For some, reason Lyn was very fragile this afternoon. I think it was a combination of being tired, allergies and a worry about tonight's activities. Since there was no Merry Makers, the respite provider said perhaps they, she, Lyn & another client, would go eat then to a movie. While she goes to a movie once week with day hab, it is not a favorite activity. I asked what movie she saw but she didn't remember the name or what it was about. I asked her if she liked it and she said she did.
It doesn't matter really what is upsetting her because my job is to protect her at all costs. If that means keeping her home I'll do that. If it means suggesting she's tired, I'll do that. If it means suggesting she just play with Nikka, I will do that as I did. I see the relief when I make such suggestions because she isn't able to make decisions as she previously did. She can make decisions if they are very simple, rudimentary.
I think she began thinking about another movie tonight and she couldn't handle that. I told her she needed to tell her respite provider she didn't want to go to a movie and she said she would. I doubt she would be able to do that because she wants to please everyone. I said all she had to do was speak up and no one would be mad at her. "Yes, I know." But she wouldn't and I know that.
The tears started flowing while were were on the Interstate. I asked what was wrong.
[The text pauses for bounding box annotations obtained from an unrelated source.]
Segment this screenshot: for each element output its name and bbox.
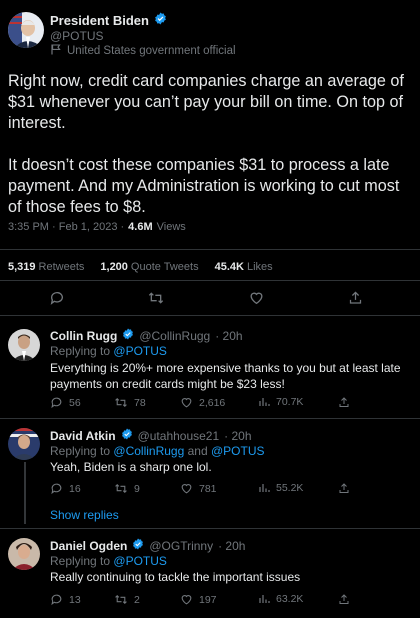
verified-badge-icon (132, 538, 144, 553)
author-handle[interactable]: @CollinRugg (139, 329, 210, 343)
retweet-icon[interactable] (147, 290, 165, 311)
like-icon[interactable] (248, 290, 265, 311)
tweet-time[interactable]: 3:35 PM · Feb 1, 2023 · (8, 221, 124, 233)
views-button[interactable]: 55.2K (258, 482, 303, 494)
like-button[interactable]: 2,616 (180, 396, 225, 409)
views-label: Views (156, 221, 186, 233)
quotes-stat[interactable]: 1,200 Quote Tweets (100, 261, 198, 273)
share-icon[interactable] (338, 593, 350, 606)
replying-to: Replying to @POTUS (50, 344, 167, 358)
retweets-stat[interactable]: 5,319 Retweets (8, 261, 84, 273)
retweet-button[interactable]: 78 (114, 396, 146, 409)
divider (0, 249, 420, 250)
author-name[interactable]: Collin Rugg (50, 329, 117, 343)
share-icon[interactable] (348, 290, 363, 311)
mention-link[interactable]: @POTUS (211, 444, 265, 458)
author-handle[interactable]: @POTUS (50, 29, 104, 43)
verified-badge-icon (154, 12, 167, 28)
like-button[interactable]: 781 (180, 482, 217, 495)
reply-text: Yeah, Biden is a sharp one lol. (50, 460, 212, 474)
verified-badge-icon (121, 428, 133, 443)
retweet-count: 78 (134, 396, 146, 409)
views-button[interactable]: 70.7K (258, 396, 303, 408)
flag-icon (51, 44, 61, 58)
reply-count: 16 (69, 482, 81, 495)
like-button[interactable]: 197 (180, 593, 217, 606)
main-avatar[interactable] (8, 12, 44, 48)
thread-line (24, 462, 26, 524)
replying-to: Replying to @POTUS (50, 554, 167, 568)
tweet-text-paragraph-1: Right now, credit card companies charge … (8, 72, 404, 132)
retweet-button[interactable]: 2 (114, 593, 140, 606)
replying-to: Replying to @CollinRugg and @POTUS (50, 444, 265, 458)
author-name[interactable]: David Atkin (50, 429, 116, 443)
like-count: 2,616 (199, 396, 226, 409)
divider (0, 280, 420, 281)
reply-time[interactable]: · 20h (215, 329, 242, 343)
mention-link[interactable]: @POTUS (113, 554, 167, 568)
views-count: 55.2K (276, 482, 304, 494)
reply-count: 13 (69, 593, 81, 606)
reply-text: Everything is 20%+ more expensive thanks… (50, 361, 401, 391)
like-count: 781 (199, 482, 217, 495)
divider (0, 418, 420, 419)
reply-header: Daniel Ogden @OGTrinny · 20h (50, 538, 245, 553)
like-count: 197 (199, 593, 217, 606)
views-button[interactable]: 63.2K (258, 593, 303, 605)
author-handle[interactable]: @OGTrinny (149, 539, 213, 553)
avatar[interactable] (8, 538, 40, 570)
likes-stat[interactable]: 45.4K Likes (215, 261, 273, 273)
official-label-text: United States government official (67, 45, 236, 57)
reply-button[interactable]: 56 (50, 396, 81, 409)
divider (0, 528, 420, 529)
author-name[interactable]: Daniel Ogden (50, 539, 127, 553)
show-replies-link[interactable]: Show replies (50, 508, 119, 522)
official-label: United States government official (51, 44, 236, 58)
tweet-text-paragraph-2: It doesn’t cost these companies $31 to p… (8, 156, 400, 216)
reply-button[interactable]: 13 (50, 593, 81, 606)
tweet-stats: 5,319 Retweets 1,200 Quote Tweets 45.4K Lik… (8, 261, 273, 273)
reply-button[interactable]: 16 (50, 482, 81, 495)
mention-link[interactable]: @CollinRugg (113, 444, 184, 458)
author-handle[interactable]: @utahhouse21 (138, 429, 220, 443)
reply-time[interactable]: · 20h (224, 429, 251, 443)
avatar[interactable] (8, 428, 40, 460)
main-name-row: President Biden (50, 12, 167, 28)
tweet-meta: 3:35 PM · Feb 1, 2023 · 4.6M Views (8, 221, 186, 233)
avatar[interactable] (8, 329, 40, 361)
retweet-count: 2 (134, 593, 140, 606)
views-count: 63.2K (276, 593, 304, 605)
reply-icon[interactable] (49, 290, 65, 311)
retweet-button[interactable]: 9 (114, 482, 140, 495)
share-icon[interactable] (338, 396, 350, 409)
views-count: 4.6M (128, 221, 153, 233)
retweet-count: 9 (134, 482, 140, 495)
reply-text: Really continuing to tackle the importan… (50, 570, 301, 584)
divider (0, 315, 420, 316)
author-name[interactable]: President Biden (50, 13, 149, 28)
share-icon[interactable] (338, 482, 350, 495)
reply-header: David Atkin @utahhouse21 · 20h (50, 428, 252, 443)
mention-link[interactable]: @POTUS (113, 344, 167, 358)
reply-time[interactable]: · 20h (218, 539, 245, 553)
reply-count: 56 (69, 396, 81, 409)
reply-header: Collin Rugg @CollinRugg · 20h (50, 328, 243, 343)
verified-badge-icon (122, 328, 134, 343)
views-count: 70.7K (276, 396, 304, 408)
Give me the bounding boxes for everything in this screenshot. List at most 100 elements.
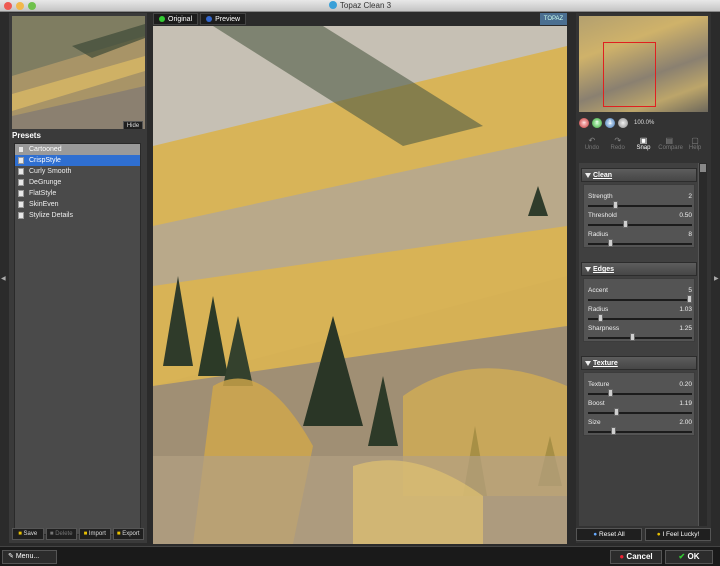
preset-item-degrunge[interactable]: DeGrunge xyxy=(15,177,140,188)
document-icon xyxy=(18,157,24,164)
blue-dot-icon xyxy=(206,16,213,22)
boost-slider[interactable]: Boost 1.19 xyxy=(588,400,692,418)
reset-all-button[interactable]: ● Reset All xyxy=(576,528,642,541)
collapse-right-arrow-icon[interactable]: ▶ xyxy=(714,275,719,282)
check-icon: ✔ xyxy=(678,552,686,561)
preset-item-stylize-details[interactable]: Stylize Details xyxy=(15,210,140,221)
ok-button[interactable]: ✔ OK xyxy=(665,550,713,564)
redo-button[interactable]: ↷ Redo xyxy=(607,136,629,156)
reset-icon: ● xyxy=(593,531,598,538)
edges-radius-slider[interactable]: Radius 1.03 xyxy=(588,306,692,324)
edges-section-header[interactable]: Edges xyxy=(581,262,697,276)
strength-slider[interactable]: Strength 2 xyxy=(588,193,692,211)
document-icon xyxy=(18,201,24,208)
texture-slider[interactable]: Texture 0.20 xyxy=(588,381,692,399)
title-bar: Topaz Clean 3 xyxy=(0,0,720,12)
size-slider[interactable]: Size 2.00 xyxy=(588,419,692,437)
help-button[interactable]: ▢ Help xyxy=(684,136,706,156)
left-panel: Hide Presets Cartooned CrispStyle Curly … xyxy=(9,13,147,543)
zoom-level: 100.0% xyxy=(634,120,655,126)
view-tabs: Original Preview xyxy=(153,13,247,25)
zoom-out-icon[interactable]: − xyxy=(579,118,589,128)
minimize-window-icon[interactable] xyxy=(16,2,24,10)
navigator-viewport-box[interactable] xyxy=(603,42,656,107)
clean-section: Strength 2 Threshold 0.50 Radius 8 xyxy=(583,184,695,248)
hide-button[interactable]: Hide xyxy=(123,121,143,129)
tool-row: ↶ Undo ↷ Redo ▣ Snap ▤ Compare ▢ Help xyxy=(579,136,708,156)
slider-knob[interactable] xyxy=(607,389,613,397)
preset-item-flatstyle[interactable]: FlatStyle xyxy=(15,188,140,199)
zoom-controls: − + 1 · 100.0% xyxy=(579,117,654,129)
navigator-thumbnail[interactable] xyxy=(579,16,708,112)
main-image-canvas[interactable] xyxy=(153,26,567,544)
slider-knob[interactable] xyxy=(622,220,628,228)
delete-button[interactable]: ■ Delete xyxy=(45,528,77,540)
slider-knob[interactable] xyxy=(607,239,613,247)
threshold-slider[interactable]: Threshold 0.50 xyxy=(588,212,692,230)
preset-buttons: ■ Save ■ Delete ■ Import ■ Export xyxy=(12,528,144,540)
forest-photo xyxy=(153,26,567,544)
save-icon: ■ xyxy=(18,531,22,537)
bottom-bar: ✎ Menu... ● Cancel ✔ OK xyxy=(0,546,720,566)
presets-title: Presets xyxy=(12,131,41,140)
tab-preview[interactable]: Preview xyxy=(200,13,247,25)
scrollbar-thumb[interactable] xyxy=(700,164,706,172)
import-button[interactable]: ■ Import xyxy=(79,528,111,540)
slider-knob[interactable] xyxy=(610,427,616,435)
edges-section: Accent 5 Radius 1.03 Sharpness 1.25 xyxy=(583,278,695,342)
collapse-left-arrow-icon[interactable]: ◀ xyxy=(1,275,6,282)
slider-knob[interactable] xyxy=(612,201,618,209)
preset-item-skineven[interactable]: SkinEven xyxy=(15,199,140,210)
zoom-actual-icon[interactable]: · xyxy=(618,118,628,128)
topaz-logo: TOPAZ xyxy=(540,13,567,25)
topaz-app-icon xyxy=(328,1,337,9)
document-icon xyxy=(18,212,24,219)
export-icon: ■ xyxy=(116,531,121,537)
right-buttons: ● Reset All ● I Feel Lucky! xyxy=(576,528,711,541)
slider-knob[interactable] xyxy=(687,295,692,303)
snap-button[interactable]: ▣ Snap xyxy=(632,136,654,156)
preset-item-crispstyle[interactable]: CrispStyle xyxy=(15,155,140,166)
undo-button[interactable]: ↶ Undo xyxy=(581,136,603,156)
wrench-icon: ✎ xyxy=(8,553,14,560)
help-icon: ▢ xyxy=(691,136,699,145)
lucky-icon: ● xyxy=(656,531,661,538)
document-icon xyxy=(18,190,24,197)
compare-icon: ▤ xyxy=(665,136,674,145)
clean-radius-slider[interactable]: Radius 8 xyxy=(588,231,692,249)
sharpness-slider[interactable]: Sharpness 1.25 xyxy=(588,325,692,343)
window-title: Topaz Clean 3 xyxy=(339,1,392,10)
cancel-icon: ● xyxy=(619,552,625,561)
texture-section: Texture 0.20 Boost 1.19 Size 2.00 xyxy=(583,372,695,436)
tab-original[interactable]: Original xyxy=(153,13,199,25)
redo-icon: ↷ xyxy=(614,136,622,145)
delete-icon: ■ xyxy=(49,531,54,537)
save-button[interactable]: ■ Save xyxy=(12,528,44,540)
cancel-button[interactable]: ● Cancel xyxy=(610,550,662,564)
preview-thumbnail: Hide xyxy=(12,16,145,129)
preset-item-curly-smooth[interactable]: Curly Smooth xyxy=(15,166,140,177)
zoom-window-icon[interactable] xyxy=(28,2,36,10)
preset-item-cartooned[interactable]: Cartooned xyxy=(15,144,140,155)
document-icon xyxy=(18,146,24,153)
texture-section-header[interactable]: Texture xyxy=(581,356,697,370)
accent-slider[interactable]: Accent 5 xyxy=(588,287,692,305)
green-dot-icon xyxy=(159,16,165,22)
controls-scrollbar[interactable] xyxy=(698,163,707,526)
zoom-in-icon[interactable]: + xyxy=(592,118,602,128)
right-panel: − + 1 · 100.0% ↶ Undo ↷ Redo ▣ Snap ▤ Compar… xyxy=(576,13,711,543)
export-button[interactable]: ■ Export xyxy=(112,528,144,540)
zoom-fit-icon[interactable]: 1 xyxy=(605,118,615,128)
clean-section-header[interactable]: Clean xyxy=(581,168,697,182)
undo-icon: ↶ xyxy=(588,136,596,145)
slider-knob[interactable] xyxy=(613,408,619,416)
document-icon xyxy=(18,179,24,186)
slider-knob[interactable] xyxy=(629,333,635,341)
compare-button[interactable]: ▤ Compare xyxy=(658,136,683,156)
controls-panel: Clean Strength 2 Threshold 0.50 Radius 8 Ed… xyxy=(579,163,707,526)
feel-lucky-button[interactable]: ● I Feel Lucky! xyxy=(645,528,711,541)
preset-list: Cartooned CrispStyle Curly Smooth DeGrun… xyxy=(14,143,141,535)
menu-button[interactable]: ✎ Menu... xyxy=(2,550,57,564)
slider-knob[interactable] xyxy=(597,314,603,322)
close-window-icon[interactable] xyxy=(4,2,12,10)
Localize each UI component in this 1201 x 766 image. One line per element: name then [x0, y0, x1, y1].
Then, I asked if she wanted to stay home tonight. "Yes" She is tired but it's more than just that. I don't think she's able to really tell me what's wrong and is open to suggestions.
It seems to me that in this area she has regressed so very much. She seems relieved when I make these decisions but she's not aware of this change. Nor would she be. Yet, herein lies the contradiction of your sister. She is still able to tell someone what to do if they aren't feeling good or she can tell someone the best way to clean a carpet that a dog has stained. But she can't tell someone if she doesn't want to do what they suggest.